En effet, c’est la première grande expédition depuis l’arrivée des Temples. Des feux d’artifices orchestrèrent les derniers mots du prélat dont le narcissisme supplantait Néron lui-même. Les ordres avaient été clairs et ne souffraient pas la moindre place à l’hésitation. Tous les soldats saluèrent le prélat en claquant des pieds en même temps. Cavaliers, officiers, fantassins, soigneurs, infirmiers, intendants, cuisiniers se dressèrent comme un seul homme et le corps quitta Coliseum par les grandes portes. La foule qui n’avait pas gagné le Colisée, dressait une allée d’honneur jusqu'aux portes de Pluton.
Mettius souriait.
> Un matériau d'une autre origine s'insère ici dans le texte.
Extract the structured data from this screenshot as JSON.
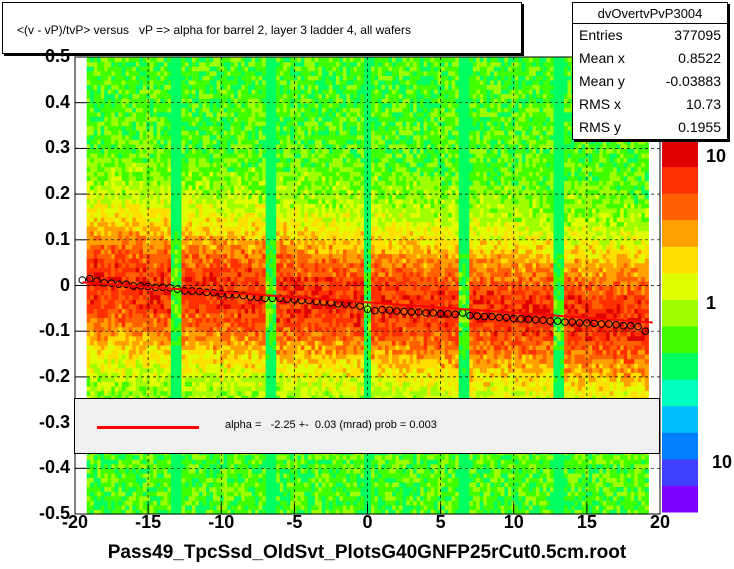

Il descendit dans l'arène et grimpa sur un cheval apporté par un androïde. Il avança et observa au loin l'armée de Caius quitter la ville. Son sourire n'était pas pour Caius, mais pour les assassins. Les assassins avaient reçu leur confirmation. Demain matin nombre d’opposants politiques seraient morts et les coupables étaient déjà désignés, certains étaient même déjà morts. Seule Lia savait combien Mettius avait anticipé ses élections, combien il s’était attendu à voir Minerve remporter les élections, combien il savait que son cousin ne se ferait pas réélire. Vu le niveau intellectuel de cette brute, cela l’arrangeait d’ailleurs. Il souriait, remarquait Valentina et souligna à Lucius l’absence de Tibérius. Peu importe, cette nuit, dans le temple de Venus comme dans les appartements de Valentina, les assassins frapperaient. Les yeux d’androïdes fidèles depuis des années scintillèrent, des programmes résidents s’activaient et les plots se levaient pour annuler la première règle : Tu ne tueras point d’humains. Un nouveau mantra prenait possession de leur être et ce soir, ils accompliraient leur mission assassine de cette même dévotion avec laquelle ils avaient servi leur maître.
Le plan de Mettius ne se déroulerait pas sans accroc, mais il avait prévu cela également. Ce matin n’était qu’une étape d’un plan qu’il travaillait depuis des mois déjà.